Soyons-en sûr en effet , sans le rejet de la dette et la rupture avec le capitalisme, les travailleurs sont condamnés à verser leurs forces et leur sang pour créer des richesses dont ils ne profiteront pas, dont ils seront dépouillés par l’impérialisme et la bourgeoisie grecque.

Nous voyons bien tous que la volonté de réforme ne suffit pas concrètement à changer la situation. Il est impossible d’aménager le système capitaliste, le système capitaliste ne se change pas. Il reste toujours inégalitaire car la cause de l’inégalité entre une minorité d’exploiteurs qui possède et une majorité d’exploités qui produit est préservée par le réformisme. Il faut tirer les enseignements de cette expérience grecque.

Pour changer sa situation, pour mettre fin à l’austérité ‑ ce qui est la tâche immédiate de la classe ouvrière européenne ‑, il est nécessaire de renverser le capitalisme et d’instaurer le socialisme. Il n’y a pas d’autre voie. Il ne suffit pas de contester le capital, d’être contestataire, il faut aussi proposer des perspectives anticapitalistes.

L’échec de Syriza et la capitulation de Tsipras devant les diktats du capital financier international sont la démonstration concrète de l’utopie des théories et des politiques réformistes, y compris celles du réformisme dit « radical ». De ce point de vue, l’opposition d’une partie de Syriza au plan d’austérité signé par Tsipras et voté par le parlement sera vaine si ses membres ne rejoignent pas les forces anticapitalistes engagées dans la rue.

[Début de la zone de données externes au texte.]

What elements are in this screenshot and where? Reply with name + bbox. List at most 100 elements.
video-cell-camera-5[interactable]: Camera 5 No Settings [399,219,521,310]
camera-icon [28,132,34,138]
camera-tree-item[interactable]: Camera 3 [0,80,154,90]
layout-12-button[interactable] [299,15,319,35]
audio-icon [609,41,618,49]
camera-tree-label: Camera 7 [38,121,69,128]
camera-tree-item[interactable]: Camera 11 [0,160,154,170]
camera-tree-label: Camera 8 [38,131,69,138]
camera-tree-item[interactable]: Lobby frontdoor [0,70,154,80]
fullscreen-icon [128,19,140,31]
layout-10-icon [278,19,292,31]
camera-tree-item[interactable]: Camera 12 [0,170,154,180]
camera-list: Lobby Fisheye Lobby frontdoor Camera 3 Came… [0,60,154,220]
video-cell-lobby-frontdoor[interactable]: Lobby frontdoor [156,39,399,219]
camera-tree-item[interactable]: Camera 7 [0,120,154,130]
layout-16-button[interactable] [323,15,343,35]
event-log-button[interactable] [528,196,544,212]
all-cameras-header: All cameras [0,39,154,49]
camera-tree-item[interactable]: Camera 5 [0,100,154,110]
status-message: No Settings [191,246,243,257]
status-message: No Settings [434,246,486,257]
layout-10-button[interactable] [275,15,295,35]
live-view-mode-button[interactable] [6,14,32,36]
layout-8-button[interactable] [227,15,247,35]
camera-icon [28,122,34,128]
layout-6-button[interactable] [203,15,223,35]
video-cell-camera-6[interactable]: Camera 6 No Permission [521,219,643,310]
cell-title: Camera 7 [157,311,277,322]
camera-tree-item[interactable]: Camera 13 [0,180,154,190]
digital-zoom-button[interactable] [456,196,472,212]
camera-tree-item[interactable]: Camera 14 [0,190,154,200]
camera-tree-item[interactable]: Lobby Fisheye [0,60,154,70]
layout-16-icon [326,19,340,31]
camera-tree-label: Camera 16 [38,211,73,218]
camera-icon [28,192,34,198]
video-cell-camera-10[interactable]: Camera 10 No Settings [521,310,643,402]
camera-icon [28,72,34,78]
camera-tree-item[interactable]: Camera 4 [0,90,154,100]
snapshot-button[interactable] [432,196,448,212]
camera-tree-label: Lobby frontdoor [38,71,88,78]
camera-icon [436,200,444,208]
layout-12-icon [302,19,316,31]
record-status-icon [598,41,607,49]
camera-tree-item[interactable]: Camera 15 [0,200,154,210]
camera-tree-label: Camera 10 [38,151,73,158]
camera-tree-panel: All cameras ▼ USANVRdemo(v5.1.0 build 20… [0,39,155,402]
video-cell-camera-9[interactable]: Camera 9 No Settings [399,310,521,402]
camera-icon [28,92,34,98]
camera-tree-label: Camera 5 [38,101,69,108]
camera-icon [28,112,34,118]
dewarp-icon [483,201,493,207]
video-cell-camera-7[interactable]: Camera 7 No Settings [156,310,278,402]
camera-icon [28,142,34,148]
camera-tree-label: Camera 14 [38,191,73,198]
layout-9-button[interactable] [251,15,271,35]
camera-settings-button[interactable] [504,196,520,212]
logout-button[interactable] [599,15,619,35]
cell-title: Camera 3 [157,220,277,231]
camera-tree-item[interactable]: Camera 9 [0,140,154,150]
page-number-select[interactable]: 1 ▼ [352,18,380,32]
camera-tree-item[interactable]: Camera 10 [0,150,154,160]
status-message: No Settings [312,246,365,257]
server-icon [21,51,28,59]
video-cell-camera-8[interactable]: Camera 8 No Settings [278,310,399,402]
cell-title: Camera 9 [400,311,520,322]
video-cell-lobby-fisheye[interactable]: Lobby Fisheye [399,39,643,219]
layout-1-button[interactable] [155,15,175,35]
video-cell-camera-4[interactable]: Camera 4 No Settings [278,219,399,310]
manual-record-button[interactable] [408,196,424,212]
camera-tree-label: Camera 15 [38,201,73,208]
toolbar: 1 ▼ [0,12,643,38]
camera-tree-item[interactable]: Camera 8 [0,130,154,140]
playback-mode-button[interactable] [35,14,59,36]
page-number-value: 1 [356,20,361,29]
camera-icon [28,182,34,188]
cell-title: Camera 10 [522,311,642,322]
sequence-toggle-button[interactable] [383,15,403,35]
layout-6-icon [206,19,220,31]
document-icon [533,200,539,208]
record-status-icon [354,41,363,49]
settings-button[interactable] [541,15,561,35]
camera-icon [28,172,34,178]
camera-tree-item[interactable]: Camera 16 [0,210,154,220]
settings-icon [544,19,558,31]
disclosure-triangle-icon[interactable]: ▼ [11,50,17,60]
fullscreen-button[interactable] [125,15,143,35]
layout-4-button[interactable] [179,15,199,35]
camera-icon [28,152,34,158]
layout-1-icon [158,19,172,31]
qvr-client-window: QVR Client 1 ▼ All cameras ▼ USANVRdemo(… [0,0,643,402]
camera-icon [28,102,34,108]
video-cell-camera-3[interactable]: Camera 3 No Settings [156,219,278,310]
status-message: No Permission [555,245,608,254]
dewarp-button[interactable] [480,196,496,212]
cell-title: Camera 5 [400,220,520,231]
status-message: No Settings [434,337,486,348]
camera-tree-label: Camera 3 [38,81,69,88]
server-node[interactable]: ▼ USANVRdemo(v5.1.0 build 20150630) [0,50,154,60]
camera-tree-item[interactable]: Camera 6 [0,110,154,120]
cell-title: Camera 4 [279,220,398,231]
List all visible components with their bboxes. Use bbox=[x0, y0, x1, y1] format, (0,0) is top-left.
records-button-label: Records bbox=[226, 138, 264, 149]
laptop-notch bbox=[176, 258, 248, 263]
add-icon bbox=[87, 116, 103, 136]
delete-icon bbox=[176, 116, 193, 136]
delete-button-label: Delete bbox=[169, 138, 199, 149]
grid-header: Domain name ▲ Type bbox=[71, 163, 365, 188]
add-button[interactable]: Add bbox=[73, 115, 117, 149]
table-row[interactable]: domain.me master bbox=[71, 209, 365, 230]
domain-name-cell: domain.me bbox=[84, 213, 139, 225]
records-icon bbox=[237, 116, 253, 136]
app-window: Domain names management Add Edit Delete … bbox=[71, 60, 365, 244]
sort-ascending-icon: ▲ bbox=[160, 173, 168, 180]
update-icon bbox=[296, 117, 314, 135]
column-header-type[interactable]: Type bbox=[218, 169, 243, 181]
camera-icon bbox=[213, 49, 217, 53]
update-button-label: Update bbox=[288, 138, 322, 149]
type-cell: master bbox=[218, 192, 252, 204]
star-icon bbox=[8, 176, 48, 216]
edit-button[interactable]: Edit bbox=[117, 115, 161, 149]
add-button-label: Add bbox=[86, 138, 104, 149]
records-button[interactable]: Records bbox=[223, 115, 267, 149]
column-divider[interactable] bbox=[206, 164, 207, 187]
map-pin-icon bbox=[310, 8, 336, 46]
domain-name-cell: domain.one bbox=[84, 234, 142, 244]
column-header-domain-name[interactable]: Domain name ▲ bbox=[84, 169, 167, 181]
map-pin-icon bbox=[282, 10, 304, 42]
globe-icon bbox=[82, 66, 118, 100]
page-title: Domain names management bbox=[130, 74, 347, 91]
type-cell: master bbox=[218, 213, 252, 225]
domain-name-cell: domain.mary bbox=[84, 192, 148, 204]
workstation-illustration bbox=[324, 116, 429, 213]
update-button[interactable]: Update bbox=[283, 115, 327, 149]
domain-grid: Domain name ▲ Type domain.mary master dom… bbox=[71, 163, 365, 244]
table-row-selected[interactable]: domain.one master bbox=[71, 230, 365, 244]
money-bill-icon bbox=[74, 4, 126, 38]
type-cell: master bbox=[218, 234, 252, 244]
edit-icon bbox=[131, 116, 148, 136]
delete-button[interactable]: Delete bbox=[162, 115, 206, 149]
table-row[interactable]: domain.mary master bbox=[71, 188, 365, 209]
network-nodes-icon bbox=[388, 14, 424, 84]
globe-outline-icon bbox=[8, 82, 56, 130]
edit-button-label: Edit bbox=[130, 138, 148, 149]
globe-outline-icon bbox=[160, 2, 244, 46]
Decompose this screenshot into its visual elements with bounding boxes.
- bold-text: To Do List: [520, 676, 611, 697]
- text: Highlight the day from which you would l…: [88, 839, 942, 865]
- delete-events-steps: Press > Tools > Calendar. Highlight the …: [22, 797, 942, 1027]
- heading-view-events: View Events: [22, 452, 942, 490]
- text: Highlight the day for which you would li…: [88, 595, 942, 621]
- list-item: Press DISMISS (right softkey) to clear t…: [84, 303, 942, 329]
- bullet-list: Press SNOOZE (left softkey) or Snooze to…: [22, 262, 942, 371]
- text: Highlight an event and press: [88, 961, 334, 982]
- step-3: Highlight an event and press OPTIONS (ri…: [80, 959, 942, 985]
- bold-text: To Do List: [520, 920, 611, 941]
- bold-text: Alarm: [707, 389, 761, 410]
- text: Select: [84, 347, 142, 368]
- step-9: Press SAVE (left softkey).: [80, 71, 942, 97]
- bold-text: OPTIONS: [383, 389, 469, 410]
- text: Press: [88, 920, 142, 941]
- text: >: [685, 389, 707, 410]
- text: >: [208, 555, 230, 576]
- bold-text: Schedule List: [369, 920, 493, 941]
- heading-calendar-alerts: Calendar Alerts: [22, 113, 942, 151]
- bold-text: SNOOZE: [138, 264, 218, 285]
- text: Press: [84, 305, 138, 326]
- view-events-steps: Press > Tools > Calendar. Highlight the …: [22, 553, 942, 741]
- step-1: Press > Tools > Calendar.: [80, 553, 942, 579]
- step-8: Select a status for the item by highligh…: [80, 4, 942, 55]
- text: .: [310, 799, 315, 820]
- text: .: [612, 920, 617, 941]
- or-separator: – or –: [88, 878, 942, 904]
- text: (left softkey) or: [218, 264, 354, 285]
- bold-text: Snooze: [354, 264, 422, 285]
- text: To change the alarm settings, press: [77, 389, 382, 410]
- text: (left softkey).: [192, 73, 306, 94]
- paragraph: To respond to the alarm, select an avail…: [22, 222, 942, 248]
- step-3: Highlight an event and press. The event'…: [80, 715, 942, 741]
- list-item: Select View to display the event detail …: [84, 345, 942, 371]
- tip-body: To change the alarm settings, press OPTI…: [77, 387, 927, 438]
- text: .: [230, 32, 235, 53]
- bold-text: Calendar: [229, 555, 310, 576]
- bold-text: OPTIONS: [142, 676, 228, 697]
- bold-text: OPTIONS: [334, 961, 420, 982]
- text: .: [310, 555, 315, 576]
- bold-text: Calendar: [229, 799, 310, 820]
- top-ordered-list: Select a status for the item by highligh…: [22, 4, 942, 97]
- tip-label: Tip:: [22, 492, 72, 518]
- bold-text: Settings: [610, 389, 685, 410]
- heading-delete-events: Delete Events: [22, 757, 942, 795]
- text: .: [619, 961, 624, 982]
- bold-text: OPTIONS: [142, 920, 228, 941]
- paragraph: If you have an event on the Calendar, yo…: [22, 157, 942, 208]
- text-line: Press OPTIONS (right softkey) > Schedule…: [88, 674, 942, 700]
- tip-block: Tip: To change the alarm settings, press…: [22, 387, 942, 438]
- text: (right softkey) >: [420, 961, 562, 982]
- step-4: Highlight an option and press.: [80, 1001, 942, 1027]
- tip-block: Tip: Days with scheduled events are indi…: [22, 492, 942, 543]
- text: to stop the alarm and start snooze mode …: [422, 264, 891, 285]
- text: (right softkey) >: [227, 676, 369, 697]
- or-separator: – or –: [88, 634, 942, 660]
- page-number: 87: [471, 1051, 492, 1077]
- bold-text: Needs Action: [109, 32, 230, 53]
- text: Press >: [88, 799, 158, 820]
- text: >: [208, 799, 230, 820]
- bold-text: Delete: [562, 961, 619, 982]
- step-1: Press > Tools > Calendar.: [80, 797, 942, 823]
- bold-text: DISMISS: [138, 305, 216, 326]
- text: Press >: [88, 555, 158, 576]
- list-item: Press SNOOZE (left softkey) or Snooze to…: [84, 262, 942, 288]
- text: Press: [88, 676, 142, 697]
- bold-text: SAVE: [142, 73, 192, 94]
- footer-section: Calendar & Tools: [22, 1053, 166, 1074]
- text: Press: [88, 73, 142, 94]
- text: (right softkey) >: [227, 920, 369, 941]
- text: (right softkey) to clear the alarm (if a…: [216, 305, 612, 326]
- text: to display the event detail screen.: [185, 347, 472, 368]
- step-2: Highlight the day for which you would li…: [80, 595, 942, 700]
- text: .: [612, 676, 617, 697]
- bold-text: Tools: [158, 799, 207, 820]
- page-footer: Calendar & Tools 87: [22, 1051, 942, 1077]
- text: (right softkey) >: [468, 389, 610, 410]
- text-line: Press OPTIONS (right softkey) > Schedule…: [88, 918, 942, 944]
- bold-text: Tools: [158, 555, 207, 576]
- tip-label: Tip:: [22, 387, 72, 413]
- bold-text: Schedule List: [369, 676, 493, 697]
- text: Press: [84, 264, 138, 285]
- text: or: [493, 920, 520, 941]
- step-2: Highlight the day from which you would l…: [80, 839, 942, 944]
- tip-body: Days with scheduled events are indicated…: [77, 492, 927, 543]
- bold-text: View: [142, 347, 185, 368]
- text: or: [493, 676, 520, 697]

Même si les conditions n’en sont pas toutes réunies aujourd’hui, la révolution est la question posée et à résoudre.

Aujourd’hui les communistes qui partagent cette analyse doivent agir pour expliquer et défendre la voie révolutionnaire en Grèce contre les utopies réformistes et opportunistes. Et ce combat en France ne peut que favoriser l’émergence d’un véritable parti communiste dont le prolétariat a besoin pour, lui aussi, s’engager dans la voie révolutionnaire.

Le Rassemblement Organisé des Communistes Marxistes-Léninistes.
Juillet 2015



[1]. En mai 2015 a été lancé un « Appel à une mobilisation européenne d’en bas, à partir des mouvements en Grèce : Unis, nous nous dressons contre l’austérité et l’injustice sociale » émanant de syndicalistes, organisations et personnalités, grecs. Il a été suivi par d’autres initiatives du même type.

[2]. Dans le cadre de la 25e Conférence au sommet des pays membres de l’OUA, Thomas Sankara, alors Président du Conseil national révolutionnaire du Burkina Faso, prononce un discours sur la dette imposée aux États africains (le 29 juillet 1987).